Thames’ statement added that the school has since directly conveyed the “inappropriateness” of the remarks to Abulaban.
Though the school insisted it had no prior knowledge of the content of the speech, Abulaban told The Post on Monday that she ran it past her advisor, Ricardo Gonzales, two days in advance, when he “basically backed me up on it,” she said, adding, “he said that obviously my voice is my speech.”
The school paper, the Union, included gushing comments from Gonzales last week: “Jana is by far one of the most integral service-based, equity-minded and innovative leaders that I have seen in this institution for a long time.”
Gonzales, who didn’t return multiple messages from The Post, made $105,411 in 2021, according to public records.
The disillusioned classmate whose big day was ruined predicted an ominous future for Jewish students at the school, asserting the speech set “a bad precedent” for incoming Jewish students, though he himself faced no backlash for his faith while at school.
“Most Jews try not to be open about it, because they know that a lot of college campuses aren’t that welcoming,” he said of the general college climate.
He also ripped the school for slow-walking its statement, but said, “I believe them when they said the speech wasn’t fully approved by the college. I heard that most speakers go off-script.”
Abulaban’s speech — which closely echoed the roundly maligned CUNY Law School commencement speech by Fatima Mousa Mohammed, who infamously claimed Israel was guilty of indiscriminately killing Palestinians — inspired a fresh wave of outrage.
“…from coast to coast, Islamist terrorist sympathizers are spreading propagandist lies about half of the world’s Jews and the one Jewish nation,” tweeted lawyer Stacey E. Burke, adding, “The scary part is many are and the institutions (many of which receive both state and federal funding) are okay with it and approve it. They lie about that later if trouble arises, but they approve these words. It’s who they are and what they believe.”
Chaya Leah Sufrin, executive director of Long Beach Hillel, a Jewish organization which services the El Camino campus, told The Post that Jewish students are “up in arms” over the charged speech.

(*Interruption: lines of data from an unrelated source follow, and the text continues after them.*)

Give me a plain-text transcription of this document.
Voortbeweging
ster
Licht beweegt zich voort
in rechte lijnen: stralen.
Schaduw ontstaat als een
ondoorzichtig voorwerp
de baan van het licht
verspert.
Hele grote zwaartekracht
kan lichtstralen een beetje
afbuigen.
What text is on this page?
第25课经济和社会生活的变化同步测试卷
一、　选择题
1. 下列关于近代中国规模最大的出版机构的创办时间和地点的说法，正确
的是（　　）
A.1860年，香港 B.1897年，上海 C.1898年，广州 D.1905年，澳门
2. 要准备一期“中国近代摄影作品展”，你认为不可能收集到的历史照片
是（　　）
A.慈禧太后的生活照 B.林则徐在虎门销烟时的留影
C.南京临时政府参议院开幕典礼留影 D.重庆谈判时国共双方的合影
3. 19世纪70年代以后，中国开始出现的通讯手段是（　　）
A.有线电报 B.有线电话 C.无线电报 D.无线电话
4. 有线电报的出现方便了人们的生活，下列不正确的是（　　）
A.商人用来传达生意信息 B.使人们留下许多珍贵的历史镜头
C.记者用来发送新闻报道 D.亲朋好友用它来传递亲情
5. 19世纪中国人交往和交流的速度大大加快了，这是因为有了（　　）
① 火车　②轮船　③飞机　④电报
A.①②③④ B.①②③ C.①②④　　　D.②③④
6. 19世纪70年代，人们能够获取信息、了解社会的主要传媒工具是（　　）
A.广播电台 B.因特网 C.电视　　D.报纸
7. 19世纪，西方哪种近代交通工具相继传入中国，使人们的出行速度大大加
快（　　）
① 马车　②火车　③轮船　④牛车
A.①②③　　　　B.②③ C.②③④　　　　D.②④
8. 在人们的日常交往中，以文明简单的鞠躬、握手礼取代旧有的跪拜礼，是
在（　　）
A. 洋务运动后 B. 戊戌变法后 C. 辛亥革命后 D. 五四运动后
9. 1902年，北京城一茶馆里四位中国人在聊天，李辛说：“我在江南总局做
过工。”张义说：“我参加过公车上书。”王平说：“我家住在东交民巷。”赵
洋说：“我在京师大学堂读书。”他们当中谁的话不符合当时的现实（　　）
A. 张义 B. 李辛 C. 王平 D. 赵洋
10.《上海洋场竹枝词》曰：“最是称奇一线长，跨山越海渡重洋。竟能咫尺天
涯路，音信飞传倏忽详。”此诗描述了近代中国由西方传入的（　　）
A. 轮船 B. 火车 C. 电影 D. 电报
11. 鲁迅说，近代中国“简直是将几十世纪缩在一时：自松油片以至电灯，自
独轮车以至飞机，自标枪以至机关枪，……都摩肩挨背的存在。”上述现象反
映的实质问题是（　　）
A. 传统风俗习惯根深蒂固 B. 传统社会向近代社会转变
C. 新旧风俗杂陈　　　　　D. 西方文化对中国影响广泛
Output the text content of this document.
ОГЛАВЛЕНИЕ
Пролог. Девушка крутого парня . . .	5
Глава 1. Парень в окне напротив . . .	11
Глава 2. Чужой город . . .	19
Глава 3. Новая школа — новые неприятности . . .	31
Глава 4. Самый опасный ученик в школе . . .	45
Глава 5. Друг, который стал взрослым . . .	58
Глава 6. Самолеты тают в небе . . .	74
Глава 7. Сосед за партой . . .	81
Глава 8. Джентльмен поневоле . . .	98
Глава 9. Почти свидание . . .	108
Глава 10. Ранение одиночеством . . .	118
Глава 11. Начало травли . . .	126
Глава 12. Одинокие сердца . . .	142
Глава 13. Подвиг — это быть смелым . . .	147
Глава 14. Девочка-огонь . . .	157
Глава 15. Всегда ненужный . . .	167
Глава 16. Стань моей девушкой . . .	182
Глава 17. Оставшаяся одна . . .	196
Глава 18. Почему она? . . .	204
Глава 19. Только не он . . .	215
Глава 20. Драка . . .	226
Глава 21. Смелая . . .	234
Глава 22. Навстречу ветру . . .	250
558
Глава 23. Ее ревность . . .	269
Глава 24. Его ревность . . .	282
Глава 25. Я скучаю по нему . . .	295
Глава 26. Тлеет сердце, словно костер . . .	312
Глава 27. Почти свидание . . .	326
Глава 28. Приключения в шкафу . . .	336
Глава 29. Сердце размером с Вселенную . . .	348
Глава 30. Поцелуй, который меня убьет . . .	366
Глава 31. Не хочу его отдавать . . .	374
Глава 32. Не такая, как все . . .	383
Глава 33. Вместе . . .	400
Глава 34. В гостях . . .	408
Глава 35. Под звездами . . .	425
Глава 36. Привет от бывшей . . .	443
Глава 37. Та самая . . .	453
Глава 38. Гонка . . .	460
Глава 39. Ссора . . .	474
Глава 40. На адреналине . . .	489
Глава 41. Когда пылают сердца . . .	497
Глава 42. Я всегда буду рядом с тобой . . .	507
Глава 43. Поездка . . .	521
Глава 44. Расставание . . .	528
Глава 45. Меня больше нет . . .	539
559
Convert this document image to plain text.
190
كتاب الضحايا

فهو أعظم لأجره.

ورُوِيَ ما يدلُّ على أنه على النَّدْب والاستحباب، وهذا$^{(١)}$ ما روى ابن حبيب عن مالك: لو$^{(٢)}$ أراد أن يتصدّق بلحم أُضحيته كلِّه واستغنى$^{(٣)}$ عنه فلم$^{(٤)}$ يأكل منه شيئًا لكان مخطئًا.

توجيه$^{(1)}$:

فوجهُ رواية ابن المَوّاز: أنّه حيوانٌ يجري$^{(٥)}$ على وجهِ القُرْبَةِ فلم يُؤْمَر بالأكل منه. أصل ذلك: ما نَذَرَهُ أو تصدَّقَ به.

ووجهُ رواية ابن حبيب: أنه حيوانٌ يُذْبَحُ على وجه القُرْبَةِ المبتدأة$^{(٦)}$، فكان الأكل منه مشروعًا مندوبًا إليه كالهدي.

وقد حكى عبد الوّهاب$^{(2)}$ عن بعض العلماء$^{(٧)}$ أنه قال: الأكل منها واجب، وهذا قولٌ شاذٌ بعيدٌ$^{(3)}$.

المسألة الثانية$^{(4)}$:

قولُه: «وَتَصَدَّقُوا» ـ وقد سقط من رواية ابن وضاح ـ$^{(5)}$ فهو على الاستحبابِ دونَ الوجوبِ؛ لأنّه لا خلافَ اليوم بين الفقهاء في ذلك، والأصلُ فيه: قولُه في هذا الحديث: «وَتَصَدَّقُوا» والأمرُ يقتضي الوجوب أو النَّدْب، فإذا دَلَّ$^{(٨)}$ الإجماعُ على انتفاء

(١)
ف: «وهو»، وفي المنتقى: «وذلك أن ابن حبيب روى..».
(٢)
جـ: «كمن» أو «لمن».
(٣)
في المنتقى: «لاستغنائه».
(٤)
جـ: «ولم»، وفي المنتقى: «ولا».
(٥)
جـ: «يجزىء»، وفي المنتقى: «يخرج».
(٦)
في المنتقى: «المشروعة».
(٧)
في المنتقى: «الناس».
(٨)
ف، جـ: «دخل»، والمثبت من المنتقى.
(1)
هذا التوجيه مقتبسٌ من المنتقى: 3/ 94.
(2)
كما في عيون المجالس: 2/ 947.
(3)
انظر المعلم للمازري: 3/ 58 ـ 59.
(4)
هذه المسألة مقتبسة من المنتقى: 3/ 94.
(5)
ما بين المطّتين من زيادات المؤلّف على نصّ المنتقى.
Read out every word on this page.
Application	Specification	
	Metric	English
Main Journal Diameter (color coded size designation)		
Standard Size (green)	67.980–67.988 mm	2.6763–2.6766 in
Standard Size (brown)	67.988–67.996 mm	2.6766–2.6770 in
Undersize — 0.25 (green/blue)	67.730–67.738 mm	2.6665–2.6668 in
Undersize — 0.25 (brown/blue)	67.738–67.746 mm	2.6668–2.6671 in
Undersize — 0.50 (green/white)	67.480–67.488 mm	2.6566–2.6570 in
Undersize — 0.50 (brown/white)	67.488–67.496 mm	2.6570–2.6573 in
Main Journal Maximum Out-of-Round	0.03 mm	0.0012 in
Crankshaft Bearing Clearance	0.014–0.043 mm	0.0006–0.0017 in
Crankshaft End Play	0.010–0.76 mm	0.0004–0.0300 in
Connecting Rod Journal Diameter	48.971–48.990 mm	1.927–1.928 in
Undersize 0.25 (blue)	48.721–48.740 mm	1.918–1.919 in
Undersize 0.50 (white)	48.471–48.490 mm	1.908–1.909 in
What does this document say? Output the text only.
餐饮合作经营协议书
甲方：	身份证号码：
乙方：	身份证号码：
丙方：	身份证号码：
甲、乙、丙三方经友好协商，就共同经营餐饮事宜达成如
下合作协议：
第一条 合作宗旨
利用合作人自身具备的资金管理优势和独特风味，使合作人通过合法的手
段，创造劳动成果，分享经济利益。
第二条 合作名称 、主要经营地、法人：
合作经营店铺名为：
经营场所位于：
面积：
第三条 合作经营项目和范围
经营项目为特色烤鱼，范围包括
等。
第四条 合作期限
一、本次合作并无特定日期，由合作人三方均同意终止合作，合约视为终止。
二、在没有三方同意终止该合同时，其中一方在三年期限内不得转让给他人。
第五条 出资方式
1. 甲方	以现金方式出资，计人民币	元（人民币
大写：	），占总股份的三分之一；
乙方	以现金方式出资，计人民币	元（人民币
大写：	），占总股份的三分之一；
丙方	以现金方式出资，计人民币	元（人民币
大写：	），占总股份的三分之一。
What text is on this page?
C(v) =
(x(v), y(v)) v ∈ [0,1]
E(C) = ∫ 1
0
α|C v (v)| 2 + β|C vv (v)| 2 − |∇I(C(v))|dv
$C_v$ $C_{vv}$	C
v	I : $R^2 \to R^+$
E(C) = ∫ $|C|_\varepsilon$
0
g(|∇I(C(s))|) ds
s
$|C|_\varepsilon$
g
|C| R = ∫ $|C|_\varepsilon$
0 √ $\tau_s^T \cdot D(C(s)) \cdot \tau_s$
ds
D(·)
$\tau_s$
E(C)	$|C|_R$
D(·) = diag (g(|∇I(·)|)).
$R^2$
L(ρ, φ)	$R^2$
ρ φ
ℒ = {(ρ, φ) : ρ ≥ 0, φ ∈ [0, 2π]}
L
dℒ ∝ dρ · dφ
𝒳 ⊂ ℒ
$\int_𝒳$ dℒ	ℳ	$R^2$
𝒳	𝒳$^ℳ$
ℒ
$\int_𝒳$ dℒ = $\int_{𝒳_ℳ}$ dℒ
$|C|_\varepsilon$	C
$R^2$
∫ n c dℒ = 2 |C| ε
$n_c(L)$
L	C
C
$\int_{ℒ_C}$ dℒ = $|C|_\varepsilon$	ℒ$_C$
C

“It’s horrendous,” said Sufrin, adding, “The fact that the student used this platform to single out the only Jewish state in this way. It’s like, why?”
The 76-year-old California public school’s “Statement of Values” espouses “integrity” as part of its five pillars, which include acting “ethically and honestly” in addition to embracing “our similarities and differences to promote an inclusive campus community.”
But prospective parents aren’t buying it.
Sebastian Kessel, a dad of a high school senior about to apply to El Camino, was “horrified” by the speaker’s political tirade.
“There’s been an increase in radical speech in college — and in the name of tolerance, we’ve become more intolerant,” the LA-based Kessel, a descendant of Holocaust survivors, told The Post.
He’s awaiting the school’s response before he decides whether to let his daughter apply.
“The reaction of the school will be more telling than the speech itself,” said Kessel. “If the school declines to take action, even a token action, then that sends a pretty big message to Jews in the area: Stay away because you’re not going to be protected.”
The dad, who classified himself as “politically to the left,” continued, “What kind of father would I be if I put my daughter in that environment?”
Kessel said the school delivered the correct response to the controversy.
“I am actually pleasantly surprised by the clarity and strength of it,” he said. “I was expecting some sort of equivocal ‘it’s wrong but she has a right’ and instead we got a very clear condemnation of the act. I’m saddened that this even took place but pleased at the college’s reaction.”